Alain RICHARD : Ca ne me paraît pas illogique par rapport aux objectifs qui sont ceux de tous les industriels européens et des gouvernements de mettre en commun nos capacités industrielles.
A propos de ce point, est ce que le gouvernement compte le doter d'une ligne budgétaire. Et est-ce que vous pensez que le gouvernement pourrait signifier une commande groupée à Dassault sur le Rafale ?
Alain RICHARD : Si vous me demandez si le gouvernement pourrait le faire, je répondrai par l'affirmative. Sur l'autre point, on ne va rejouer le scénario des années 80 . Si les industriels de l'aéronautique européenne pensent à mettre en commun leurs réflexions sur une génération à venir d'avions de combat, dont je rappelle que l'entrée en production n'a pas de motif avant 2015, il me paraît évident que les gouvernements potentiellement acheteurs à long terme doivent s'entendre. Pour prendre position sur ce sujet, ils ne doivent pas le faire en ordre dispersé.
Vous avez souligné la participation étrangère au salon du Bourget. Que pouvez-vous dire de la participation du Moyen-Orient et notamment des pays arabes ?

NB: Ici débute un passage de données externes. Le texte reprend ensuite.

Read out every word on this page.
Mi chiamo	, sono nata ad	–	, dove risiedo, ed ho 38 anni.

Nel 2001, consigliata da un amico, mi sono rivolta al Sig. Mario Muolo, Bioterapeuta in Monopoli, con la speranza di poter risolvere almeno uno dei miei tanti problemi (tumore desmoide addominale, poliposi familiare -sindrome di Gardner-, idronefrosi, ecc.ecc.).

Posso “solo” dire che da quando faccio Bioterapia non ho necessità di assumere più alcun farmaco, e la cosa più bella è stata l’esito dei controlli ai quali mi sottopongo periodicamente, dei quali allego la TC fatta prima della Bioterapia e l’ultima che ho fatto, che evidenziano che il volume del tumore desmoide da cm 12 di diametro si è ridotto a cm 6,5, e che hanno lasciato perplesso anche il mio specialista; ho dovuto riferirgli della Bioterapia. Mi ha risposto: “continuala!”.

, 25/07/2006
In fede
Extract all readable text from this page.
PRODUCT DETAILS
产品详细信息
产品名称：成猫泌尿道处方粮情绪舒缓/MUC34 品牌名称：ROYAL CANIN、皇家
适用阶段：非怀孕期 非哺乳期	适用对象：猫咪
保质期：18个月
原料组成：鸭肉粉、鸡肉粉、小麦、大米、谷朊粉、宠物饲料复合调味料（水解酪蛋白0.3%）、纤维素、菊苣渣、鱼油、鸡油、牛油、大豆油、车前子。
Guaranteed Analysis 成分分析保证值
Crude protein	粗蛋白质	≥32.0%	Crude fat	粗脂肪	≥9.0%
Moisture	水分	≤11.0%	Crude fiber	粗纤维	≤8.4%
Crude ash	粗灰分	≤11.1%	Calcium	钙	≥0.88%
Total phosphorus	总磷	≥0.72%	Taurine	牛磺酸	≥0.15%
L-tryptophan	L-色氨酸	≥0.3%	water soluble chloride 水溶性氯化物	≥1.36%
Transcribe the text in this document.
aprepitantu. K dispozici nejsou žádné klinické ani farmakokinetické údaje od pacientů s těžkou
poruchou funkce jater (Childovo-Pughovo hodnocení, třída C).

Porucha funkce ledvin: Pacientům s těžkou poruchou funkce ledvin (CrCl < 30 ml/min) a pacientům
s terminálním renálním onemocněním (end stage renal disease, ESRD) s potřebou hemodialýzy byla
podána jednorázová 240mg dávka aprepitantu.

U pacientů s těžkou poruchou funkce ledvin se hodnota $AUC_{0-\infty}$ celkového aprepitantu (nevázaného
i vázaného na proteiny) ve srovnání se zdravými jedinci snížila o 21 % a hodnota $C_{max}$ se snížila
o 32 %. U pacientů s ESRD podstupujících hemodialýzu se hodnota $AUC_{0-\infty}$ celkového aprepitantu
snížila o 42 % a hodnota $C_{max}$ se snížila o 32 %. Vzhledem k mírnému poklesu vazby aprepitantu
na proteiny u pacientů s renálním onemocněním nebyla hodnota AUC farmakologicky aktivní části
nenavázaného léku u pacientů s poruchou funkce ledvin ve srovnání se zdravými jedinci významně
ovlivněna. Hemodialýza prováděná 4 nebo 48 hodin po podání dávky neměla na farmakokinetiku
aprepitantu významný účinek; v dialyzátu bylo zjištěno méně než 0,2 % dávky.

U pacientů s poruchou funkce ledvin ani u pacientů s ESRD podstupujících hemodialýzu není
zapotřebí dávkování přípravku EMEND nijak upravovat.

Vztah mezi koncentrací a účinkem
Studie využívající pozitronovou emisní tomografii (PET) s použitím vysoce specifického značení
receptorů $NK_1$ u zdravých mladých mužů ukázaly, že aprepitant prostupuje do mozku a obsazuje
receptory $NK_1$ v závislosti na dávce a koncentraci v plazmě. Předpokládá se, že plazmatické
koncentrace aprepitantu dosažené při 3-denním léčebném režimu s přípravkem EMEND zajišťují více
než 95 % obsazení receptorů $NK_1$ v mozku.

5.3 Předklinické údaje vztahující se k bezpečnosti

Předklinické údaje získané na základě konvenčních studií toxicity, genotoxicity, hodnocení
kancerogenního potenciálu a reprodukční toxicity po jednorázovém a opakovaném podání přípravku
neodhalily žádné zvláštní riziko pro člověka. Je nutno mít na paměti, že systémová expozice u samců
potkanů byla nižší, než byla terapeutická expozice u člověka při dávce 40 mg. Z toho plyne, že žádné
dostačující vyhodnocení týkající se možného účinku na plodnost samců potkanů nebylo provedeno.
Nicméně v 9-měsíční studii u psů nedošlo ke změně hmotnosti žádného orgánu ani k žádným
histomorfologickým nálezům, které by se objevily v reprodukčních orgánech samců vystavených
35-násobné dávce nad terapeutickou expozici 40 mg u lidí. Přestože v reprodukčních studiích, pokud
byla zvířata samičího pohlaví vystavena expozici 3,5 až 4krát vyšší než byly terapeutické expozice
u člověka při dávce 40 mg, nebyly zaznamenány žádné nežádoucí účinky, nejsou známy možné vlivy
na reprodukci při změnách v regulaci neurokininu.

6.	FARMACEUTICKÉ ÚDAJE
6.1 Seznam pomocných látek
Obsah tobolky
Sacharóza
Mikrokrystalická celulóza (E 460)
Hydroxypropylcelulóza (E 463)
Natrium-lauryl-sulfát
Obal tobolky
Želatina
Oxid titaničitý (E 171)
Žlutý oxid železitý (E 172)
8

Alain RICHARD : La participation de pays du Proche-Orient et du Moyen-Orient à ce salon démontre deux choses. D'une part, l'intensité des liens et des rapports de défense qu'il y a entre la France et ces pays en matière de mise en commun d'objectifs de défense et d'autre part les progrès qui ont été accomplis par plusieurs pays dans leur capacité industrielle et dans leur développement de produits originaux. C'est encourageant sur le plan politique et économique.
Etes vous satisfait du niveau de coopération ?
Alain RICHARD : Mais bien entendu. Je m'en vais de ce pas le dire à l'émir du Qatar !
(Source http://www.defense.gouv.fr, le 10 septembre 2001)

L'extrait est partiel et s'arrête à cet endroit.